-
Notifications
You must be signed in to change notification settings - Fork 395
Description
When forwarding AWS WAF logs with the Datadog Forwarder Lambda v5.2.1, the message field often arrives as a JSON object (dict), not a string. The forwarder tries to scrub message assuming it’s a string, which throws an exception, so the early scrubbing step fails. The batch-level scrubbing still hides sensitive fields in the final payload, but the intermediate error shows up and the early scrubbing is skipped.
Environment
Forwarder: datadog-serverless-functions, [aws-dd-forwarder-5.2.1 (Layer v95)]
Log source: AWS WAF (WAFv2) via CloudWatch Logs
Runtime: AWS Lambda
Steps to Reproduce
Deploy Forwarder v5.2.1.
Subscribe it to an AWS WAF CloudWatch Logs group.
Produce a WAF event where message is an object (dict/list).
Observe an exception when scrubbing message, because it’s not a string.
Environment variables:
DD_SCRUBBING_RULE (Basic|Bearer)\s[^"]+
DD_SCRUBBING_RULE_REPLACEMENT HIDDEN
Expected Behavior
No exception even if message is dict/list/bytes.
Scrubbing applied safely, or skipped locally and applied after batch serialization.
Actual Behavior
The code attempts to scrub message directly; if message is dict/list, it fails.
This creates noisy errors and the early scrubbing of message doesn’t run.
The global scrubbing on the serialized batch still masks sensitive fields.
[ERROR] 2026-02-03T09:57:06.263Z 6d700627-90fe-4a0c-a31e-f0cda8a7f9fc Exception while scrubbing log message {'timestamp': 1770112318534, 'formatVersion': 1, 'webaclId': 'arn:aws:wafv2:
Workaround Applied
We added the following normalization before scrubbing message at forwarder.py line 101:
import json
log["message"] = scrubber.scrub(log["message"])
evaluated_log = log["message"]
if isinstance(log["message"], (dict, list)):
payload = json.dumps(log["message"], ensure_ascii=False, separators=(",", ":"), default=str)
elif isinstance(log["message"], (bytes, bytearray)):
payload = log["message"].decode("utf-8", "replace")
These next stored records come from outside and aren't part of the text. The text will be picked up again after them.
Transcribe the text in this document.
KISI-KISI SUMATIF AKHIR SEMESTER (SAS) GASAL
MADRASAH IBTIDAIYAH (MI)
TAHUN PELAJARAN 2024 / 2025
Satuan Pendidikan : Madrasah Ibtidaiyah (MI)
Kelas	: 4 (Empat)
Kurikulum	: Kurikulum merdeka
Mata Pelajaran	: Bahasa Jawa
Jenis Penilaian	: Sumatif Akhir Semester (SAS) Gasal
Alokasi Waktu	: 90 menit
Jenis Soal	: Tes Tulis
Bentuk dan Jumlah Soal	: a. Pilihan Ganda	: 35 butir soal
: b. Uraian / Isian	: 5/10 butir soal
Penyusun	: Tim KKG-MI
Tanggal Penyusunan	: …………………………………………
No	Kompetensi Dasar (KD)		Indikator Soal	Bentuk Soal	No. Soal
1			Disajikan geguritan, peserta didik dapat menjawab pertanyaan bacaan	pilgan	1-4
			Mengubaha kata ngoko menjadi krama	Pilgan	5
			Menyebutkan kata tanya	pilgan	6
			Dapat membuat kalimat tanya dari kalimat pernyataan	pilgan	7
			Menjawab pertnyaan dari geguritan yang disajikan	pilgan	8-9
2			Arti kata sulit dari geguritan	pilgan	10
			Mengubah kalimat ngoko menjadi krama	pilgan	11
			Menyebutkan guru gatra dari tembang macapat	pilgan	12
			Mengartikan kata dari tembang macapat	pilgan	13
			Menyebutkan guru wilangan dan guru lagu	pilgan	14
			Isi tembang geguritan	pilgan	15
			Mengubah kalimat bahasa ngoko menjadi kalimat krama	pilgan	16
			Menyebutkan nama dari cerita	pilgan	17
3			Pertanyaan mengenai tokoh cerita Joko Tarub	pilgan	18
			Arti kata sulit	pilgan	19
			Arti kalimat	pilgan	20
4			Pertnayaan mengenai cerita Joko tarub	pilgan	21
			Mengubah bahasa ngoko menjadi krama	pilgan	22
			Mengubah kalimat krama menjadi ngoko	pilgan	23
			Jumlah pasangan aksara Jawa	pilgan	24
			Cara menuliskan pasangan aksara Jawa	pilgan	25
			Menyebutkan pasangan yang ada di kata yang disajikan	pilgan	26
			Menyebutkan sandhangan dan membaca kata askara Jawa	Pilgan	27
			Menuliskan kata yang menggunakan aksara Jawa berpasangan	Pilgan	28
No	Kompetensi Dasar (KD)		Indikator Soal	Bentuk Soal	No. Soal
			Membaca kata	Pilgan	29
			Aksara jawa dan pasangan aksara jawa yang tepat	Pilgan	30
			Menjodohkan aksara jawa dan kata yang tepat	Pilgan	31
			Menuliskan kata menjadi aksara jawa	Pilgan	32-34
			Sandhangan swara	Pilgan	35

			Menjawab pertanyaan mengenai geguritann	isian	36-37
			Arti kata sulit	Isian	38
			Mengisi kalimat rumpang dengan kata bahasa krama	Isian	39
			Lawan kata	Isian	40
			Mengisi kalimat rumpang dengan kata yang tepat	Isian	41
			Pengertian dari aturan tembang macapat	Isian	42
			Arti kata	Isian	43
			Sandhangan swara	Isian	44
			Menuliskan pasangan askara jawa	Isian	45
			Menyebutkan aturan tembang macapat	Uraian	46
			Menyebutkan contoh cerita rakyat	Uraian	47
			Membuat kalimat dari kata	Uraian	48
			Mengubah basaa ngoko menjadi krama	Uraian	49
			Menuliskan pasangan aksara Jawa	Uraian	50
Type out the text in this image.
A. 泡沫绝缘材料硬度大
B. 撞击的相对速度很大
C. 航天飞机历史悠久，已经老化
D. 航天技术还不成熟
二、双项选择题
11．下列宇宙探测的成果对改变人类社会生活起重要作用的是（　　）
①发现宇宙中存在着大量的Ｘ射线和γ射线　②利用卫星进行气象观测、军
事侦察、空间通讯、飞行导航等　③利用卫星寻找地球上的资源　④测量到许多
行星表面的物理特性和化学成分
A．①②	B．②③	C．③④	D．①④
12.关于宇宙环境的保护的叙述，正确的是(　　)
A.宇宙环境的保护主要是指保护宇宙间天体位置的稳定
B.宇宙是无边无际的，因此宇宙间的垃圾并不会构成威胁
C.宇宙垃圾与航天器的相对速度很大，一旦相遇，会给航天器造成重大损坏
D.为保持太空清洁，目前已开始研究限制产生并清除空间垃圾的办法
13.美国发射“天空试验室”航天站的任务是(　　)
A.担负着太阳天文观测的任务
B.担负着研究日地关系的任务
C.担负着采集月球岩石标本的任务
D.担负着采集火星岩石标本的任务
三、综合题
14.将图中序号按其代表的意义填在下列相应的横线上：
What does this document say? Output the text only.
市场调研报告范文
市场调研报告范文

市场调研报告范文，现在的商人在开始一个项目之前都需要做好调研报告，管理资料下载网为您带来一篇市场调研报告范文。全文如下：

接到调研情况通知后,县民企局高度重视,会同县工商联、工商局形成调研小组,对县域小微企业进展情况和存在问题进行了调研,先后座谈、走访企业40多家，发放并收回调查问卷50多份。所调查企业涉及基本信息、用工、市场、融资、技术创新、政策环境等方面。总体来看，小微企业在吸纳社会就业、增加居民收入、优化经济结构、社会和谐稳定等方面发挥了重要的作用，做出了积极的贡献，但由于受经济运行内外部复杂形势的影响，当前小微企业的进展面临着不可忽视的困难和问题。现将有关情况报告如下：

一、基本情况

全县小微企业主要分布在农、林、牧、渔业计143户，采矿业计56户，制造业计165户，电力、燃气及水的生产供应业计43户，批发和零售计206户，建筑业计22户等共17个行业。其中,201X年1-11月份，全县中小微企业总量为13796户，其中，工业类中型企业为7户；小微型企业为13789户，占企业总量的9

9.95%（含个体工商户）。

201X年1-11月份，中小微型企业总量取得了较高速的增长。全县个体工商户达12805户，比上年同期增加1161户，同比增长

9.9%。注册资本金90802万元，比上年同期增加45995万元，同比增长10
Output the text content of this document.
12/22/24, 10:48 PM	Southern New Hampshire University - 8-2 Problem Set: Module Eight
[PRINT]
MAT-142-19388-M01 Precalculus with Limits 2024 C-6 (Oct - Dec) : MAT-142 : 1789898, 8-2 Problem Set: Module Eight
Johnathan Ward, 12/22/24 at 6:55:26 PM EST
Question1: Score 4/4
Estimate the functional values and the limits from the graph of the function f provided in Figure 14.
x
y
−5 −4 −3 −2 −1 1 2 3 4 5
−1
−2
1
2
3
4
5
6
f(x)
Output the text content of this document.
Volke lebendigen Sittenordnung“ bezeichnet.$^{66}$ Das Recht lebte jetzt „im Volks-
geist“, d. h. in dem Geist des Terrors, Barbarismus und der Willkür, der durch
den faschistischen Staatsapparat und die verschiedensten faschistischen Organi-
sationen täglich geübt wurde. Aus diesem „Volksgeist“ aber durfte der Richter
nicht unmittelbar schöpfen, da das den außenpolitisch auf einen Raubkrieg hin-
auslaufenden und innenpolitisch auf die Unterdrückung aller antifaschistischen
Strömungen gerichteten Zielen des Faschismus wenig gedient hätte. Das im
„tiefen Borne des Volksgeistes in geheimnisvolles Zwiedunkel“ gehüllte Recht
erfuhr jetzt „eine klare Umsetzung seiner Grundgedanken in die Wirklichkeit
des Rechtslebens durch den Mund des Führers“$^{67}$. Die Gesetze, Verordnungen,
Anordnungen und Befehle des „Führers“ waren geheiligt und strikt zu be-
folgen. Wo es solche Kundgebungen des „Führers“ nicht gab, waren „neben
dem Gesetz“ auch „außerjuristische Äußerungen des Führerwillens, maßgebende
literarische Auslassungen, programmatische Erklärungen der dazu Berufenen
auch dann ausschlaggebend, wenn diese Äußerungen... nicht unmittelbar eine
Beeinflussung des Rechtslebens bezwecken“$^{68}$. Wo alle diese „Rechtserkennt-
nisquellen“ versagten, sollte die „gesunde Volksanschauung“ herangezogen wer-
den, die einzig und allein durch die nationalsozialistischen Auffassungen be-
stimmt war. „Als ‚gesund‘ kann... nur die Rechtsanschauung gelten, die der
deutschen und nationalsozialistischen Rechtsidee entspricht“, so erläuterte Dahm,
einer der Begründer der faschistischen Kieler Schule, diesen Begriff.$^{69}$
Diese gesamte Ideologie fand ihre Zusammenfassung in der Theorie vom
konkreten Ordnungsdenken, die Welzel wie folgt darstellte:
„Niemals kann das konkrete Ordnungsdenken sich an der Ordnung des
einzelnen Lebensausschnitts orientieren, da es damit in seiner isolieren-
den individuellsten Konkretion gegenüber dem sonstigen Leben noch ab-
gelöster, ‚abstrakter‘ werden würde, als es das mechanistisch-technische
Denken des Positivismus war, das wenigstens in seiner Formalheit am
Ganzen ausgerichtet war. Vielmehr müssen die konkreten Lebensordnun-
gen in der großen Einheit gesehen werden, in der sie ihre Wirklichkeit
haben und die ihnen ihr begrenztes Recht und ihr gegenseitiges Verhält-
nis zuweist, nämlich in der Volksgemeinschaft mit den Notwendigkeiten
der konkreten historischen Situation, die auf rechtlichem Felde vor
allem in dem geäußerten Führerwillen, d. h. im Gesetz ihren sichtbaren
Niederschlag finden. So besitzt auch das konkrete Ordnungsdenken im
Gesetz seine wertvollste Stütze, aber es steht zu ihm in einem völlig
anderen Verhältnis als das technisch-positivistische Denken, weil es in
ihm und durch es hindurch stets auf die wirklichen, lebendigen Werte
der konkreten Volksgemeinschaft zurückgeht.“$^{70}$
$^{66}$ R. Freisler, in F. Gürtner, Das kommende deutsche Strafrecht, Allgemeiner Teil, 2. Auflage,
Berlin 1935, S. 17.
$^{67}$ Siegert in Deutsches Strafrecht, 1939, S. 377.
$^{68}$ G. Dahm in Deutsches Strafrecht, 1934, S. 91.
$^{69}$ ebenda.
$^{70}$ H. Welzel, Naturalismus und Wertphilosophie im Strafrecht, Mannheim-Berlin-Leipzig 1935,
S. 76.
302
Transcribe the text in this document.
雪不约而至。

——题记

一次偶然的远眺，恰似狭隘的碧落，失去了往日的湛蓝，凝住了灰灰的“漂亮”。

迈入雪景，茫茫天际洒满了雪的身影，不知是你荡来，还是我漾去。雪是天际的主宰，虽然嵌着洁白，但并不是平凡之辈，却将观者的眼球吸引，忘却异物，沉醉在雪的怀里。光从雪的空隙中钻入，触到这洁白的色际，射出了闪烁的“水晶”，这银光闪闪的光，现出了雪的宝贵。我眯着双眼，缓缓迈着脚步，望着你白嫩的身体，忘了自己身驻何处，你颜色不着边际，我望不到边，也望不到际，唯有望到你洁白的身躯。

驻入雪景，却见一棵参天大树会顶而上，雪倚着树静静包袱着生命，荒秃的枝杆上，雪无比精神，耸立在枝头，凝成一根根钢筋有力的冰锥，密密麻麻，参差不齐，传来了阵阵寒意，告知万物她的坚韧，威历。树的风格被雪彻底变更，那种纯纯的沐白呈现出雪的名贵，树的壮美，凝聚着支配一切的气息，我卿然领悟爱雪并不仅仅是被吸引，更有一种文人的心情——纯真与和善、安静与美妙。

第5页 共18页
elif isinstance(log["message"], str):
payload = log["message"]
else:
payload = str(log["message"])
log["message"] = scrubber.scrub(payload)
evaluated_log = log["message"]
Proposed Fix
In the “apply scrubbing rules to inner log message” section, guard by type:
If message is str, scrub directly.
If dict/list, json.dumps(..., default=str) then scrub.
If bytes, decode to UTF-8 (replace) then scrub.
Otherwise, str() then scrub.
Minimal alternative: if message is not str, skip local scrubbing and rely on the batch-level scrubbing after serialization.
Impact
Unnecessary exceptions in Forwarder logs.
Early scrubbing doesn’t run for non-string messages, relying solely on batch-level scrubbing.
Happy to provide more details or open a PR if helpful.